1.4.1.3 3. CandidateViewRenderer Class

class CandidateViewRenderer:
    def __init__(self, voxel_extent: torch.Tensor, resolution: tuple[int, int, int]):
        """Render synthetic observations from candidate poses"""

    def render_depth_from_pose(self, pose: PoseTW, camera: CameraTW, current_reconstruction: torch.Tensor) -> torch.Tensor:
        """
        Generate synthetic depth image from candidate viewpoint
        Uses EFM3D ray casting and voxel sampling
        """

    def depth_to_pointcloud(self, depth: torch.Tensor, pose: PoseTW, camera: CameraTW) -> torch.Tensor:
        """Convert rendered depth to world-coordinate point cloud"""

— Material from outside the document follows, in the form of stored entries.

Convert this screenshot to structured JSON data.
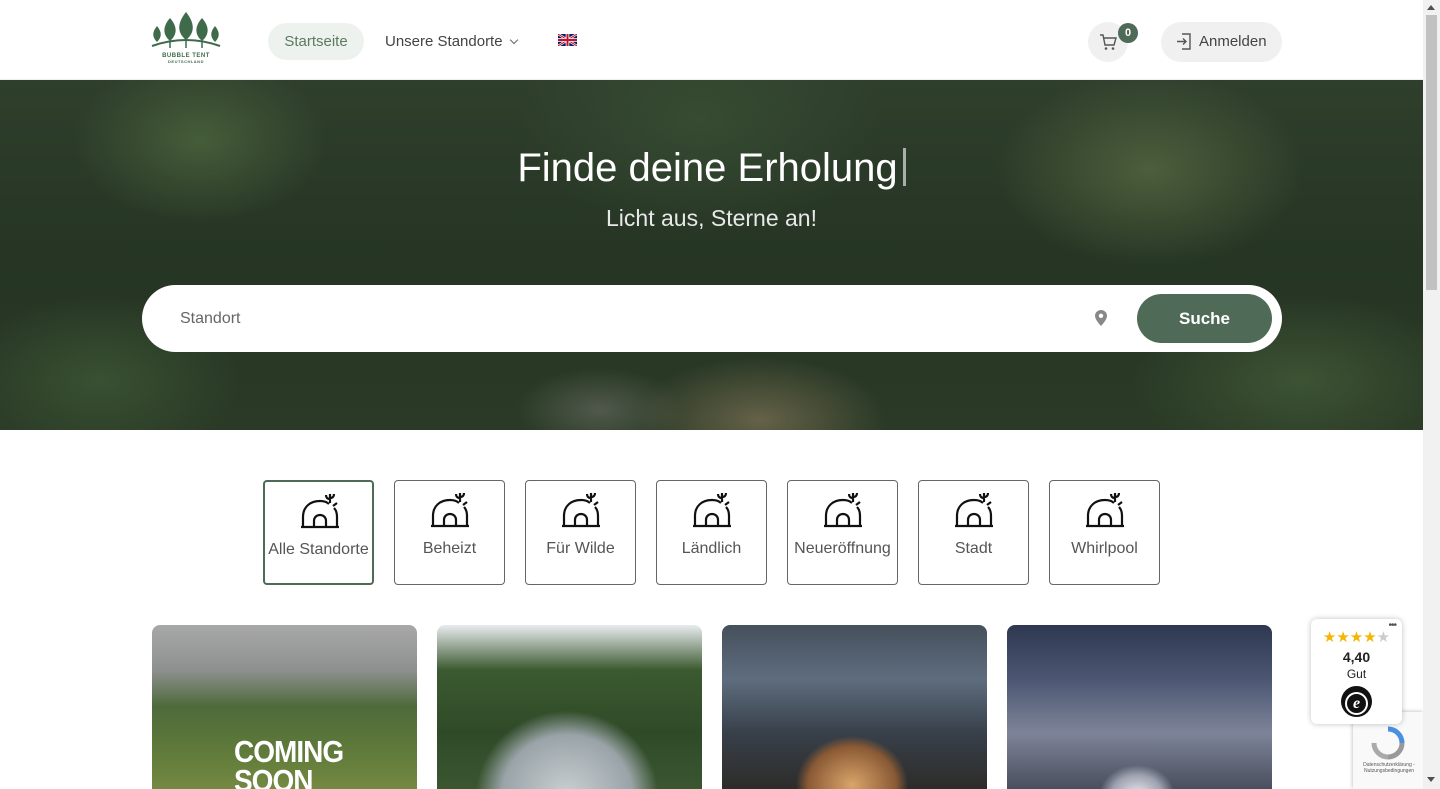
{
  "header": {
    "logo": {
      "line1": "BUBBLE TENT",
      "line2": "DEUTSCHLAND",
      "icon": "tree-logo-icon"
    },
    "nav": [
      {
        "label": "Startseite",
        "active": true
      },
      {
        "label": "Unsere Standorte",
        "icon": "chevron-down-icon"
      }
    ],
    "language_icon": "uk-flag-icon",
    "cart": {
      "count": "0",
      "icon": "cart-icon"
    },
    "login": {
      "label": "Anmelden",
      "icon": "login-icon"
    }
  },
  "hero": {
    "title": "Finde deine Erholung",
    "subtitle": "Licht aus, Sterne an!",
    "search": {
      "placeholder": "Standort",
      "icon": "location-pin-icon",
      "button": "Suche"
    }
  },
  "categories": {
    "icon": "bubble-tent-icon",
    "selected": "Alle Standorte",
    "items": [
      {
        "label": "Alle Standorte"
      },
      {
        "label": "Beheizt"
      },
      {
        "label": "Für Wilde"
      },
      {
        "label": "Ländlich"
      },
      {
        "label": "Neueröffnung"
      },
      {
        "label": "Stadt"
      },
      {
        "label": "Whirlpool"
      }
    ]
  },
  "cards": [
    {
      "overlay_line1": "COMING",
      "overlay_line2": "SOON"
    },
    {},
    {},
    {}
  ],
  "trust_badge": {
    "stars": "★★★★",
    "half_star": "★",
    "rating": "4,40",
    "grade": "Gut",
    "seal": "e",
    "menu": "•••"
  },
  "recaptcha": {
    "text": "Datenschutzerklärung - Nutzungsbedingungen"
  },
  "colors": {
    "brand_green": "#4f6b57",
    "star_yellow": "#f5b500"
  }
}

1.4.2 Integration with EFM3D Pipeline

1.4.2.1 Memory-Efficient Implementation

  • Use sample_voxels for efficient point cloud querying
  • Batch candidate view processing to avoid memory crashes
  • Implement progressive sampling for large scenes

1.4.2.2 Data Flow

  1. Input: ASE dataset batch with GT depth and camera poses
  2. Current Reconstruction: Use get_points_world + collapse_pointcloud_time
  3. Candidate Generation: CandidateViewGenerator around latest pose
  4. Synthetic Rendering: Use EFM3D ray casting to simulate candidate observations
  5. Point Cloud Fusion: Merge current + candidate point clouds
  6. RRI Computation: ATEK evaluate_single_mesh_pair for Chamfer Distance
  7. Best View Selection: argmax(RRI scores) for next-best-view

1.4.3 Theoretical Foundation

The core insight is that RRI measures reconstruction improvement:

  • P_t: Current point cloud reconstruction from first t views
  • P_{t∪q}: Enhanced reconstruction after adding candidate view q
  • RRI(q) = Chamfer(P_{t∪q}, GT) - Chamfer(P_t, GT)
  • Negative RRI = improvement (lower Chamfer distance is better)

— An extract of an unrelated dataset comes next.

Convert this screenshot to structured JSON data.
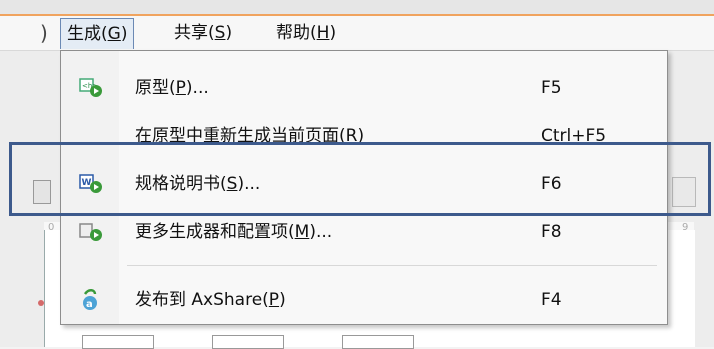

The challenge is ensuring consistent point cloud sampling between P_t and P_{t∪q} for valid Chamfer Distance comparison. This requires:

  1. Unified voxel discretization using EFM3D utilities
  2. Consistent density sampling to avoid bias
  3. Memory-efficient batching for large scenes

1.4.4 Key Technical Challenges

  1. Point Cloud Density Consistency: Ensure P_t and P_{t∪q} have comparable point densities
  2. Memory Management: Avoid GPU crashes during large-scale ray casting
  3. Coordinate System Alignment: Proper use of PoseTW transformations
  4. Synthetic View Realism: Generate plausible depth observations from candidate poses

1.4.5 Success Metrics

  • Correctness: RRI correlates with actual reconstruction improvement
  • Efficiency: Can process 100+ candidate views per scene within memory limits
  • Integration: Works end-to-end with ASE dataset and EFM3D inference pipeline
  • Validation: Produces sensible next-best-view selections on validation scenes

This implementation will leverage the mature EFM3D and ATEK libraries while focusing on the specific challenge of consistent point cloud sampling for valid RRI computation.